A Serious Man (2009)

Author: Keith Little | Filed under: Film

A Serious Man

Commercials and advertisements for this year’s Academy Awards are billing it as historic. Ten nominations for best picture, they say, because 2009 was such an incredible year for film. It’ll go down in the record books, they say. Monumental. I call shenanigans.

Like District Nine, the latest venture from the brothers Coen, A Serious Man, does not belong on the list of this year’s best films.

Now, ordinarily I’m a Coen brothers fan to a fault. I love most of what they do and fall very hard for their film-making style. I love a good bit of black comedy and quaintness. I love Frances McDormand’s character in Fargo: well casted, well directed, well acted. I love just about everything about O Brother Where Art Thou, a flawless film. No Country for Old Men was incredible in just about every way, too. The tension, the ruthlessness was beyond frightening—I couldn’t watch it alone. The Man Who Wasn’t There was a good, interesting piece of film noir, too. But I’m not on board for A Serious Man. To ride a bit on the back of the Olympics I’ll put it this way: it certainly wasn’t a podium finish.

A Serious Man is a film about life: ordinary, boring, meaningless life and if it were made a few years ago I would’ve given it much higher praise. But it wasn’t. Instead, this film lands squarely in the “it’s been done before” category, and doesn’t really stray very far from there.

Like a Douglas Coupland novel—and I’d compare it most closely to All Families Are Psychotic—it follows a protagonist as he tries to find meaning in a life that’s spiraling out of his control. Like a good Coupland novel, the plot centers around collapsing relationships and stressful work/life situations, punctuated by ironic and unexpected events.

The difference with A Serious Man and everything else out there is its Jewishness. The Coen brothers, obviously drawing on their own background, take the traditional “life is meaningless” film and put a spin on it: life is meaningless, even if you’re Jewish. But, like I said, it’s been done before and despite this spin on the traditional tale, it isn’t enough. It comes up short, and while its billed as film noir or a dark comedy I’d call it, instead, mildly entertaining and slightly misguided.

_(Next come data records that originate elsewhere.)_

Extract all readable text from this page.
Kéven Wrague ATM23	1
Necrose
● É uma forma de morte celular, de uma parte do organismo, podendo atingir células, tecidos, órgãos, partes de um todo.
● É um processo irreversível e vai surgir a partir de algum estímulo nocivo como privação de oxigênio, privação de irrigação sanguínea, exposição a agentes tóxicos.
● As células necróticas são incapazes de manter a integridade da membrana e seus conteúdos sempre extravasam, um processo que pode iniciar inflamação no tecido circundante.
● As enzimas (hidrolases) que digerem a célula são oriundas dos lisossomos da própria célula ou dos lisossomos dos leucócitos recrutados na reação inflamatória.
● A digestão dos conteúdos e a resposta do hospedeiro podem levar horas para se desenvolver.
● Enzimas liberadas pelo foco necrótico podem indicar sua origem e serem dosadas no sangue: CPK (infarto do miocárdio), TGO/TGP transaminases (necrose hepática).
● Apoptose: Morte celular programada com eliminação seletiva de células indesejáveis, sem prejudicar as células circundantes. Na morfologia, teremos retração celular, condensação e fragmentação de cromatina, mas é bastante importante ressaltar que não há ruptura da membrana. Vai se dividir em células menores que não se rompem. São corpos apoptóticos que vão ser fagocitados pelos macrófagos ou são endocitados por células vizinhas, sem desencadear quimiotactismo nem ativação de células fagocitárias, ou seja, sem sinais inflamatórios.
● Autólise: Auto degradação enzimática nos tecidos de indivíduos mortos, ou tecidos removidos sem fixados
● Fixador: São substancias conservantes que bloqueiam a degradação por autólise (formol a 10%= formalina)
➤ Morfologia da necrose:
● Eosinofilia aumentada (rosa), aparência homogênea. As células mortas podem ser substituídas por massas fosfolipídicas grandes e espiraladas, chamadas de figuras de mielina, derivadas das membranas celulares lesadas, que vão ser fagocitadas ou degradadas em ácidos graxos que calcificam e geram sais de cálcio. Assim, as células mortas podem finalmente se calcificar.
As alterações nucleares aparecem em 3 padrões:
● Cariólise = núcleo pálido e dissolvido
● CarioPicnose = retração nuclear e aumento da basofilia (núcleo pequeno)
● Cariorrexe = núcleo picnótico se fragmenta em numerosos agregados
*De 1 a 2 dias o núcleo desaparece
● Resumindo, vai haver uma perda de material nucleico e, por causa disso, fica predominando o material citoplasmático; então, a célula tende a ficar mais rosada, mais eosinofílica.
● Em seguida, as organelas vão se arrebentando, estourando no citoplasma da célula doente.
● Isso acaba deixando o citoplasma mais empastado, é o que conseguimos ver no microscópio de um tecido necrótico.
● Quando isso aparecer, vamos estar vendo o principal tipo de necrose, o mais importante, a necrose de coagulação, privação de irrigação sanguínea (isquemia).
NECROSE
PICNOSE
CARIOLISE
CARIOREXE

Well, acted, yes. The characters are so plain, and hilarious, bordering on the kind of surreal characterization that I’d expect more from a film-maker like Wes Anderson, and I like that. Ultimately, though, it’s a film about nothing—it’s a film about how meaningless and mundane life is—and to create a film about nothing, that remains interesting to watch, is difficult. I thought, going into it, that if anyone could do it, it’d be Joel and Ethan Coen, but I was wrong. It drags and drags and I know that that’s partly the point but OK, point taken, it’s still boring to watch. But I do get it; I do get what they were trying to do but is it worth a Best Picture nod? I’d say no. It’s a good film, but not a great film and certainly not their best.